Por Gabriel Ferreira para o Amazônia Real –
“Foi constrangedor, humilhante. É como se eu não fosse alguém.” Mais de 24 horas se passaram desde que o jornalista Cley Medeiros foi vítima de racismo e agressão física, mas as cenas continuam vivas e doloridas. No minuto em que pisou em uma agência do Banco do Brasil (BB), no bairro Adrianópolis, na zona Sul de Manaus, ele passou a ser monitorado por um segurança da empresa Amazon Security. Antes de ser atendido, e em questão de segundos, foi agredido por esse segurança enquanto estava sentado e seu celular foi parar a alguns metros de distância, quebrado.
Medeiros é negro e há dez anos adotou o cabelo Black Power, em homenagem ao pai que usava o mesmo corte. Há 10 anos, o jornalista frequenta a agência bancária de Adrianópolis, mas foi a primeira vez que sofreu esse tipo de violência. Em pelo menos outras seis ocasiões, foi vítima de racismo em outros bancos de Manaus.
Na última terça-feira (22), por volta das 10h20, chegou à agência do BB. Tinha pressa e uma ansiedade boa para efetuar um pagamento. Não era uma conta qualquer para pagar, mas um boleto de passaporte. Na segunda quinzena de fevereiro, Medeiros foi selecionado para um programa de intercâmbio internacional.
Ainda do lado de fora da agência, descobriu que estava na fila errada. As 5 ou 6 pessoas à sua frente esperavam pelo pagamento do Pasep. Um primeiro segurança se aproximou e pediu que entrasse na agência para retirar uma senha numa máquina. Lá dentro, a perseguição se iniciou, praticada por um outro segurança. Este o impediu de tirar a senha.
“Mais uma vez fui perguntado sobre qual era o motivo de eu estar lá. Expliquei que só queria pagar um boleto. Ele então colocou a mão na arma e com a outra me entregou uma senha”, lembra. A cena incomum para muitos clientes já foi vivida por Medeiros outras vezes. No ano passado, o jornalista amazonense foi selecionado no programa de bolsas para repórteres negros da agência de jornalismo Intercept Brasil, e atualmente produz uma reportagem referente à temática.

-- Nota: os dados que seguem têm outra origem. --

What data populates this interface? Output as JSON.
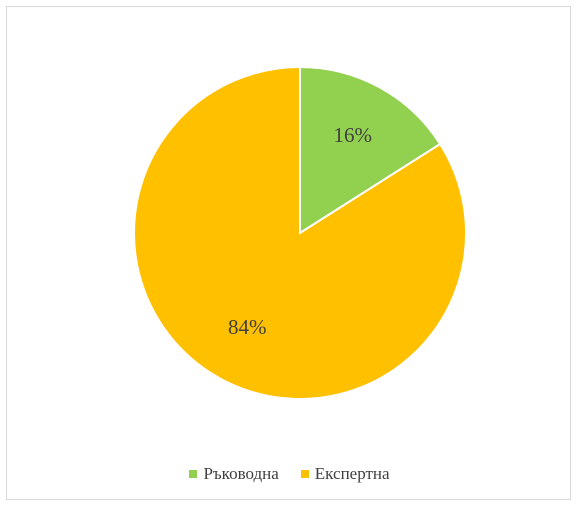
{
  "chart_data": {
    "type": "pie",
    "categories": [
      "Ръководна",
      "Експертна"
    ],
    "values": [
      16,
      84
    ],
    "value_labels": [
      "16%",
      "84%"
    ],
    "colors": [
      "#92d050",
      "#ffc000"
    ],
    "start_angle_deg": 0,
    "direction": "clockwise",
    "slice_border_color": "#ffffff",
    "legend_position": "bottom"
  }
}
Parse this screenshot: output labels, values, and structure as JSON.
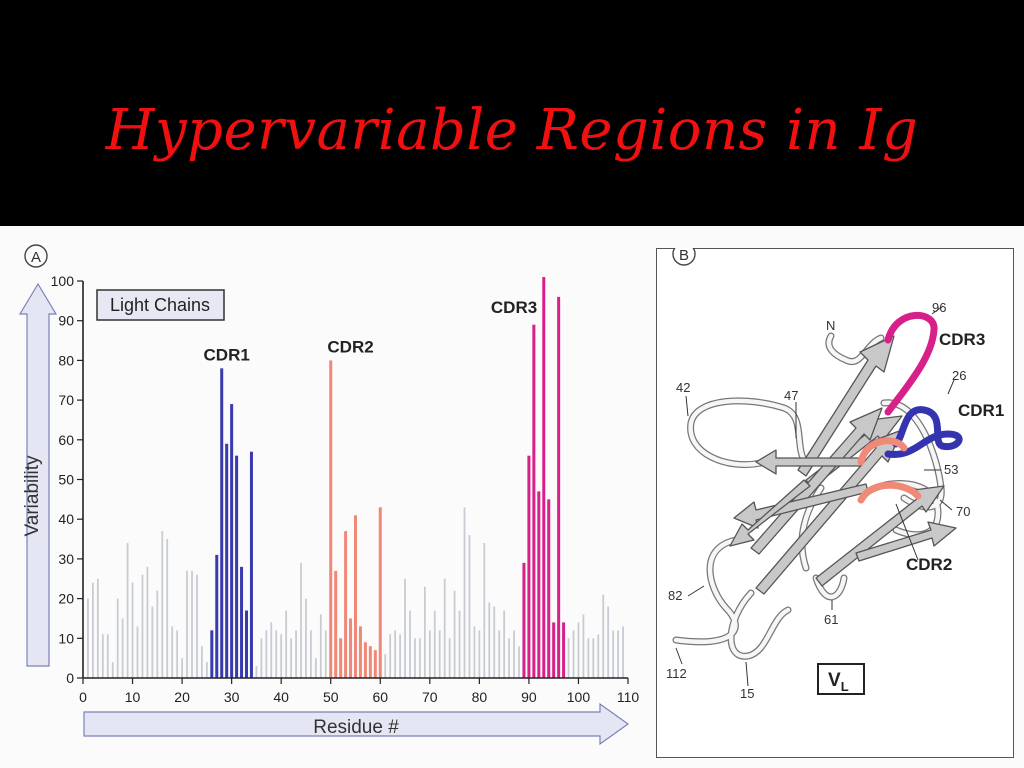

Prudente, o jornalista não fez nada a não ser procurar um lugar para sentar e esperar sua vez. A agência estava completamente vazia. Podia, assim, escolher um dos muitos lugares desocupados dentro do banco. Foi a partir desse momento que as cenas explícitas de racismo aconteceram. Ele foi novamente impedido de sentar onde queria pelo mesmo segurança que o atendeu na retirada da senha.
“Com a mão na arma, apontou para que eu sentasse em outro lugar, próximo a uma área onde os seguranças ficam. Nesse momento, percebi que estava sofrendo racismo”, diz o jornalista. À Amazônia Real, ainda tentando buscar algum sentido à agressão que sofreu, Medeiros lembrou-se de um episódio em que se sentiu perseguido dessa forma.

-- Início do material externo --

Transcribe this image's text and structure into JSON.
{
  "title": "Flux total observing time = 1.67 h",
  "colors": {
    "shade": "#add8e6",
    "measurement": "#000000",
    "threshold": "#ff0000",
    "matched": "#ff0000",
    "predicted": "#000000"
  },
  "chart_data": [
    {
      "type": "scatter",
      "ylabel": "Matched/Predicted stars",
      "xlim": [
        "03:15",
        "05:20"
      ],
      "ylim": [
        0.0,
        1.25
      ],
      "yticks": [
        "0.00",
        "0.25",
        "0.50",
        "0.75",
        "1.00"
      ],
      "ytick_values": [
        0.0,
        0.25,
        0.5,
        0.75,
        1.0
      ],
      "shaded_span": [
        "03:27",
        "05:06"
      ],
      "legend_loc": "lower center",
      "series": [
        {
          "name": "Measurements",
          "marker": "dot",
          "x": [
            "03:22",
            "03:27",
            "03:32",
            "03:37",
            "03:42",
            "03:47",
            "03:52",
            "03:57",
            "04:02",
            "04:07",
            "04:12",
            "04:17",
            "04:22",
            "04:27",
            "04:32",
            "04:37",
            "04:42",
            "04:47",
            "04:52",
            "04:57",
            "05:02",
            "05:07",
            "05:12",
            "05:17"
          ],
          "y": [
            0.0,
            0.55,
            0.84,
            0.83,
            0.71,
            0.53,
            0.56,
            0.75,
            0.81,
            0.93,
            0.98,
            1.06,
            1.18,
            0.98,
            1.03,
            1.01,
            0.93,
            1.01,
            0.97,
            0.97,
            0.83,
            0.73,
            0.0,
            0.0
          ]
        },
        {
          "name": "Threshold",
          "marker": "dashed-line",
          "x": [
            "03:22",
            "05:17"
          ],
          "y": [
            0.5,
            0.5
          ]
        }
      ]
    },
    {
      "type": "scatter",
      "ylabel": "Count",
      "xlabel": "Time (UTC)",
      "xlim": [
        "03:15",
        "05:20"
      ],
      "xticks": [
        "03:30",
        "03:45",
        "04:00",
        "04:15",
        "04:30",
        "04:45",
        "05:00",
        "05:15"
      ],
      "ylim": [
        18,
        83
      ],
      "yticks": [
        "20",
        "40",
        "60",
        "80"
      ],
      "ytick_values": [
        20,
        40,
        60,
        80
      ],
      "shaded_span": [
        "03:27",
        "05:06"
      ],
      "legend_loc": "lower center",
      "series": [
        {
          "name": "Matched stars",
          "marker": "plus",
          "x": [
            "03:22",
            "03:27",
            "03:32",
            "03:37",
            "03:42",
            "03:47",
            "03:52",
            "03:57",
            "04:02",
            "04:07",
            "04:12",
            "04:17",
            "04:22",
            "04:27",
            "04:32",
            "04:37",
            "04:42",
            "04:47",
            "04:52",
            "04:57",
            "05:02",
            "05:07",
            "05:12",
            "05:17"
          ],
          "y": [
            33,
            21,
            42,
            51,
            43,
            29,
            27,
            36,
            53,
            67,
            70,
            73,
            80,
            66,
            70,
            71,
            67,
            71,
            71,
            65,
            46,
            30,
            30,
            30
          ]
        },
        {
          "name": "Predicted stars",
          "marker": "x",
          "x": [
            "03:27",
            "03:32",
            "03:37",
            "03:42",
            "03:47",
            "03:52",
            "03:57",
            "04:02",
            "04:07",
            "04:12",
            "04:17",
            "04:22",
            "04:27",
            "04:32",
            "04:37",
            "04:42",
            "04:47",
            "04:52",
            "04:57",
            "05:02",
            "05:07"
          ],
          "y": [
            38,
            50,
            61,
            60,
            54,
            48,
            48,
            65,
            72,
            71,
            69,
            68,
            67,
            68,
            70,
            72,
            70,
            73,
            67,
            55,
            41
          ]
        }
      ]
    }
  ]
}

O segurança que praticou o ato racista contra o jornalista
(Reprodução Instagram @Cleymedeiros)
Era o último ano da faculdade de jornalismo, em 2019, quando Cley Medeiros foi impedido de entrar no prédio por um segurança. A máquina de biometria estava quebrada e, por não estar com seu documento de identificação, foi barrado na portaria. Enquanto tentava convencer a ter acesso à sua própria escola, uma aluna branca passou pela catraca. Ela também estava sem a identidade. “Questionei o segurança e ele disse: ‘preto abusado’. Eu fiquei surpreso e comuniquei à direção, que buscou minimizar a situação. Nesse dia eu chorei por horas no serviço de atendimento ao aluno, que conta com um psicólogo, que também buscou minimizar (o episódio)”, lembra.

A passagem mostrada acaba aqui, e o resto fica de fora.